On the drive home, all I could reflect upon was what are we doing to our kids? Why are we allowing our kids to grow up in an environment that tells them we cannot afford to educate them, but we can afford to incarcerate them. To what end? God in heaven, to what end?

And then I read this quote by Mirabai Starr, “Dare to believe that when firestorms ravage the landscape of your life, you are standing on holy ground.”

In the midst of caring for my mother in her final days, Pastor Ingrid, who was recently arrested and released, told me that I was doing “holy work.” I couldn’t quite understand what she was saying at the time, but I see it now. I miss my mother dearly, yet I am so grateful for the time I had to spend with her and every mundane chore that had to be done to keep her and my father safe, hard holy work.

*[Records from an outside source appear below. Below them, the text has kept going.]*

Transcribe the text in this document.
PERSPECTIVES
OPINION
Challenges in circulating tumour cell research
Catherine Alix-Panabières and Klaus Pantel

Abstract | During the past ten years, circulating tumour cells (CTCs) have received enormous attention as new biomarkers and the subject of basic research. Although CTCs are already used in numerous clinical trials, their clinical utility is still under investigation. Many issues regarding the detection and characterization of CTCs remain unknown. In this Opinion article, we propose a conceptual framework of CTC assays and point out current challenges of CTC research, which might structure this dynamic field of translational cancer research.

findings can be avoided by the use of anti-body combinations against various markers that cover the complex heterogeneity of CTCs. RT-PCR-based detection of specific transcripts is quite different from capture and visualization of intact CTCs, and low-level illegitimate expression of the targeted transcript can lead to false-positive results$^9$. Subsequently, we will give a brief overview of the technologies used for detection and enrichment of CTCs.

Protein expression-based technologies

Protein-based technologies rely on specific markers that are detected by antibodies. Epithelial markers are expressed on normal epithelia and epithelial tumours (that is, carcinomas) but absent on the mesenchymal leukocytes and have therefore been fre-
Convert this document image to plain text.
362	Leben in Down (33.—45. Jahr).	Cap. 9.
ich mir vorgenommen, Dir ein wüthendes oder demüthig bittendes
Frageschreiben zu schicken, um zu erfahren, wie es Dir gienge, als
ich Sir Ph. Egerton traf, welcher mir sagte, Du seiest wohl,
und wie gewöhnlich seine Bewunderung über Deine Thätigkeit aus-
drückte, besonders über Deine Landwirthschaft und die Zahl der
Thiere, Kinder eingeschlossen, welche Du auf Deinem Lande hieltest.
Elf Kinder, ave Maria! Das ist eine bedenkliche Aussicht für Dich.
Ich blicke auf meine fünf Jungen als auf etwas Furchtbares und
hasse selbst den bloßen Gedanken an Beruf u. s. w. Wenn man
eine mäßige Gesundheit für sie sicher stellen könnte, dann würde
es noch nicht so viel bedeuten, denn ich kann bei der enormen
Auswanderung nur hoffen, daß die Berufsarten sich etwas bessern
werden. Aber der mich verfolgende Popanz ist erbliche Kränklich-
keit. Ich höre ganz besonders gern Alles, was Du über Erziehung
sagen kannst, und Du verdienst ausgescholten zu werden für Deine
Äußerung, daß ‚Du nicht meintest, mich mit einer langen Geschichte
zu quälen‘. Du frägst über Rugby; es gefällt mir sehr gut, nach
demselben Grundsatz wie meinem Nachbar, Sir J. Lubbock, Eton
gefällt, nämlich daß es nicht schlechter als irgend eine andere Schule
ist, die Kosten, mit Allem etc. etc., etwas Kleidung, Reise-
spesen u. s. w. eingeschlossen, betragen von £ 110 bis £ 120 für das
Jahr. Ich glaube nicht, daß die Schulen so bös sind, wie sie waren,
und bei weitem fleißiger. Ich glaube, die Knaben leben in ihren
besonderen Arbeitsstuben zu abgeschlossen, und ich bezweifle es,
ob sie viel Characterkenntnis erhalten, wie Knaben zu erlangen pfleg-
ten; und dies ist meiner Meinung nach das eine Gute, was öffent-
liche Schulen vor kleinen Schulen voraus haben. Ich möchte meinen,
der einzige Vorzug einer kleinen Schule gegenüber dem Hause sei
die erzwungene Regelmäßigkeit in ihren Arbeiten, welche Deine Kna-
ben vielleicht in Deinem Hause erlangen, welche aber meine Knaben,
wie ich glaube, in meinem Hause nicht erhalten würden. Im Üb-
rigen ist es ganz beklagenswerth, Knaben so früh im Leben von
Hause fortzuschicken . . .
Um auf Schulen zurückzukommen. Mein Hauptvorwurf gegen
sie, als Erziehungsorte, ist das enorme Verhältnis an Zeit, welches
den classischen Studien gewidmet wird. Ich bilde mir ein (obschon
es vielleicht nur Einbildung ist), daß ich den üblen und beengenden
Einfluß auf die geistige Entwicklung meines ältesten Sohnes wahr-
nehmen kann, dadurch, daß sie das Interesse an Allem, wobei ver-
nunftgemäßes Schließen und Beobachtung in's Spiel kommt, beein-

In the midst of the completely fabricated turmoil that has been visited upon the state of Minnesota, it’s hard to see it as anything holy. It’s terrifying, disorienting, and we look for solid ground to stand on. To illustrate this, I turn to another recent experience to help me understand what is happening. On a snowy and mostly calm day, I was walking Chacha and thinking how abnormally quiet it was. A snowy afternoon in Minneapolis should be noisy. There should be kids playing hockey on the ice rink, kids playing in the snow with their barking dogs, kids squealing as they slide down little hills they’ve built up in their yards. There was no noise, just other adults somberly walking their dogs. Suddenly, from seemingly nowhere, the snow began to increasingly fall while the wind came from all directions creating a disorienting swirl of white. It was dizzying. I stopped in my tracks as the wind and snow whipped around me, suddenly understanding what it feels like to be trapped in a snow globe. Chacha lifted her snout trying to determine the best way forward, then looked back to check on me. She is such a good dog. We stood there for the moments that the snow squall lasted, then continued on our walk. The formerly other reserved dog walkers were also surprised by this sudden little weather burst and we excitedly chatted about it, our dogs happily greeting one another.

So, this is where we seem to be right now. Stuck in a snow globe with so much swirling stuff around us that blinds and disorients us. But it appears to me that the way through is one little blind step at a time, loving our neighbors, on this holy ground.

*This line is attributed to Becca Good. I altered the tense as haiku is always written in the present tense, and in reality, it’s where we continue to be.